Future of PFS: What happens if PFS evaluations don’t include counterfactuals?

November 2, 2017 - 12:34pm

How important is it to conduct an evaluation that includes a strong counterfactual? The rudimentary medical practice of bloodletting helps answer that question. 

Bloodletting was a technique commonly used by doctors prior to the 20th century to treat patients suffering from a variety of diseases and disorders. Leeches were applied to the patient to remove “impure" blood.

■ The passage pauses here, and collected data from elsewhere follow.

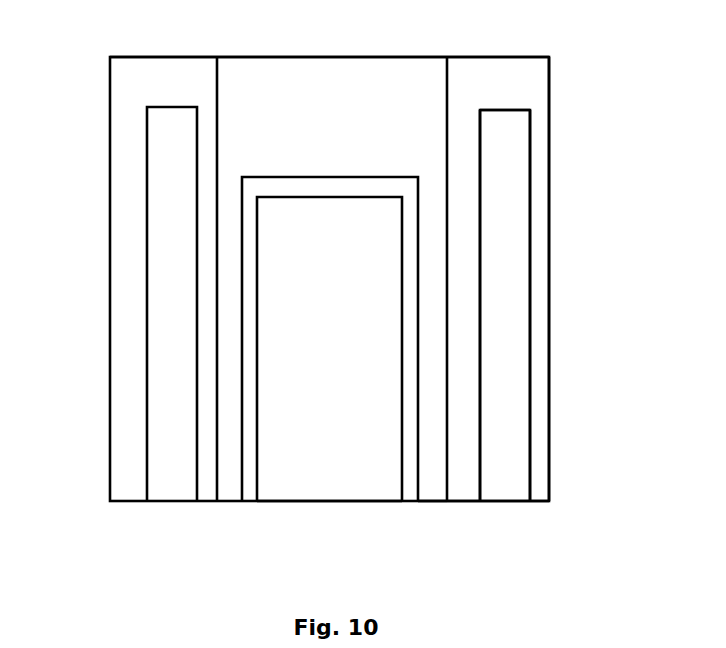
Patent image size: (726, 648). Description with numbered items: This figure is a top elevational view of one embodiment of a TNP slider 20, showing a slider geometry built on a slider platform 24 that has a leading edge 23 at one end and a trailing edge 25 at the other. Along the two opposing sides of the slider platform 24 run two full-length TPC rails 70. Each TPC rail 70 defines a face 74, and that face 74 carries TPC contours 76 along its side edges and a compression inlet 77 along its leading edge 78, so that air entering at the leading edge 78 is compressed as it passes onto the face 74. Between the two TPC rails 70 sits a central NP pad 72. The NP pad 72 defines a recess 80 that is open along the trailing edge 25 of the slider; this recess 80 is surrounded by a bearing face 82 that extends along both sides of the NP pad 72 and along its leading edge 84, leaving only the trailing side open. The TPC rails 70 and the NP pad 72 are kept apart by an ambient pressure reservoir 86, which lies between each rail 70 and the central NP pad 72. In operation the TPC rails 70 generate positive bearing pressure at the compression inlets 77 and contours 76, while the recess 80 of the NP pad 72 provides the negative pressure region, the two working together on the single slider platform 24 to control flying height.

The TNP slider 20 is at (65, 309).
The leading edge 23 is at (288, 57).
The compression inlet 77 is at (497, 73).
The TPC rails 70 is at (172, 501).
The leading edge of TPC rail 78 is at (503, 110).
The slider platform 24 is at (549, 200).
The TPC contours 76 is at (462, 287).
The face 74 is at (507, 427).
The leading edge of NP pad 84 is at (313, 197).
The bearing face 82 is at (248, 353).
The recess 80 is at (270, 480).
The NP pad 72 is at (305, 501).
The trailing edge 25 is at (377, 501).
The ambient pressure reservoir 86 is at (432, 492).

Afterwards, any patient improvement was taken as proof that bloodletting was a best practice for healing whether used to treat heart disease or hysteria. If the patient got better, it was assumed that the leech caused the patient’s health to improve; if the patient’s condition worsened, it was assumed that the leech should have been applied earlier.

As you might have guessed, this informal pre-post test did not provide accurate information about bloodletting’s value. In fact, we now know definitively that the practice was harmful to patients, making already sick patients susceptible to infection or even cardiac arrest. That makes us wonder—what if doctors had used a strong counterfactual to assess the effectiveness of bloodletting centuries ago when the practice began? Would they have continued this practice?

This example, which J-PAL’s Quentin Palfrey shared at the National Symposium on the Future of Pay for Success, highlights the need for rigorous evaluations that determine the causal effects of interventions. Strong counterfactuals, which result from rigorous evaluation design, answer the question: Without these services, what would outcomes have looked like for the target population? A strong counterfactual allows PFS stakeholders to causally link participant outcomes to the intervention (or the lack thereof).

Bloodletting is just one example of the issues that can arise from a lack of consideration of causality in evaluation. More modern examples of the pitfalls of a lack of comparison group come from the criminal justice field in the 1980s and 1990s, as noted by panelist Akiva Liberman. For instance, the declining national crime rate in the 1990s made it seem as if most interventions were effective during that decade, but outside forces may have confounded the results of the intervention. As a result, determining the actual effectiveness of the interventions implemented was difficult.

Identifying positive impacts, particularly in pay for success (PFS), is often not enough to satisfy project stakeholders if they can't know what caused those impacts in the first place—or if those impacts would have happened regardless of the intervention. Using a randomized controlled trial (RCT) evaluation can boost stakeholders’ confidence that the intervention caused the change. Quasi-experimental designs such as propensity score matching and regression discontinuity also offer comparison groups that can help communities speak to the impacts of their intervention(s).

While many factors contribute to determining an evaluation design—including what the funder is trying to achieve with the project, contextual issues, the project timeline, the evaluation budget, and the political limelight—counterfactuals allow the effects of treatments to be definitively linked to outcomes, increasing the level of rigor and confidence in the results.